Finale of the Prague Spring Festival with “Ode to Joy”
The Prague Spring Festival will culminate on Friday evening in the Municipal House with the performance of Symphony No. 9 with “Ode to Joy” by Ludwig van Beethoven, a work traditionally associated with the end of the festival. The festive program, in which the Czech Philharmonic, the Prague Philharmonic Choir and four top soloists will be led by German conductor Christoph Eschenbach, will bring together Beethoven’s music with Johannes Brahms’ Schicksalslied (Song of Destiny) and Gÿorgy Ligeti’s masterful Atmosphères. By including this short, but essential work for the music of the 20th century, the festival joins the world’s cultural institutions that are commemorating the 100th anniversary of Ligeti’s birth this year.
“The human spirit and its desire to discover, to search for light and joy – this is how the program of the final concert, in which Christoph Eschenbach will connect the works of three different musical epochs,” characterizes the Prague Spring Festival programme director Josef Třeštík.
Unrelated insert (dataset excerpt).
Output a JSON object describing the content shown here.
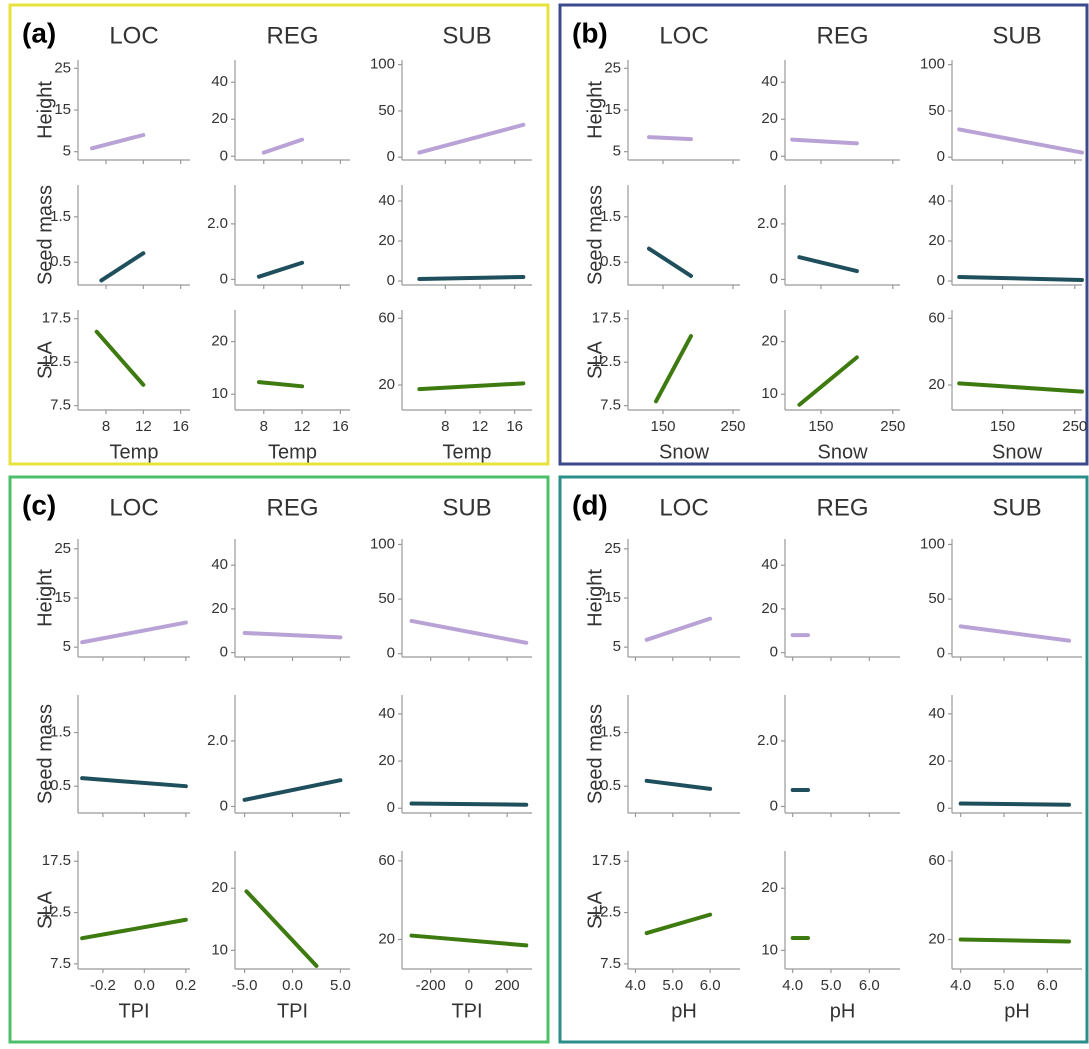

Together with the Czech Philharmonic and the Prague Philharmonic Choir, soloists Simona Šaturová, Lucie Hilscherová, Steve Davislim and Jan Martiník will perform at the concert.
“I was really looking forward to working with conductor Eschenbach again. It was he who stood at the beginning of my international career and we cannot forget the joint concerts in Paris, Hamburg, New York or Granada. Many of them belong to my most intense musical experiences ever,” says soprano Simona Šaturová about the artistic collaboration.
Beethoven’s Symphony No. 9 ranks among the most performed festival works, it was performed more than eighty times at the Prague Spring. The first time was in 1949 when the Czech Philharmonic performed under the direction of Erich Kleiber. At the festival, world-class conductors such as Leonard Bernstein (1990), Zubin Mehta (1963), Lorin Maazel (1985) or Vladimir Ashkenazy (1988) were presented with this work. The last time the Ninth Symphony was heard by the festival audience was in 2010.
Christoph Eschenbach is one of the living legends of the conductor’s baton. A native of Wrocław, he was orphaned during the war and grew up with relatives in Aachen. He started his artistic career as a successful pianist. With the support of Georg Szell and Herbert von Karajan, he began performing as a conductor and became one of the most successful of his generation. During his fifty-year career, he was chief conductor of major ensembles such as the Tonhalle Zürich, the Orchester de Paris, and the Philadelphia Orchestra, and he conducted all major world orchestras, including the Berlin and Vienna Philharmonics. From 2019 until the end of the current season, he is the music director of the Berlin Konzerthaus.
Eschenbach’s artistic profile is characterized by an unceasing artistic search, collaboration with the best artists and support of young talents. He is credited with the “discovery” of such musicians as pianist Lang Lang, violinist Julia Fischer or cellist Daniel Müller-Schott. He presented himself as a pianist for the first time at the Prague Spring on May 25, 1968, when under the direction of conductor Carlos Kleiber and with the Prague Symphony Orchestra performed Robert Schumann’s Concerto for piano and orchestra in A minor. Radioservis and Prague Spring Festival released this concert last year as part of their Gold Edition III.
The evening will be opened by Ligeti’s innovative Atmosphères, a piece that it is an exaggeration to say that everyone has heard, but few know about. One of the most important works of timbre music, where sound color serves as the most important building block, was used by director Stanley Kubrick in the famous film 2001: A Space Odyssey. The program will continue with the Schicksalslied (Song of Destiny) for chorus and orchestra, in which Johannes Brahms sets to music Friedrich Hölderlin’s poetic text oscillating between heavenly heights and human suffering to culminate in Beethoven’s monumental symphony with Friedrich Schiller’s “Ode to Joy” in the last movement.
The program and cast of the Final Concert of Prague Spring Festival on June 2 is identical to the concert called Beethoven’s Ninth a day earlier on June 1.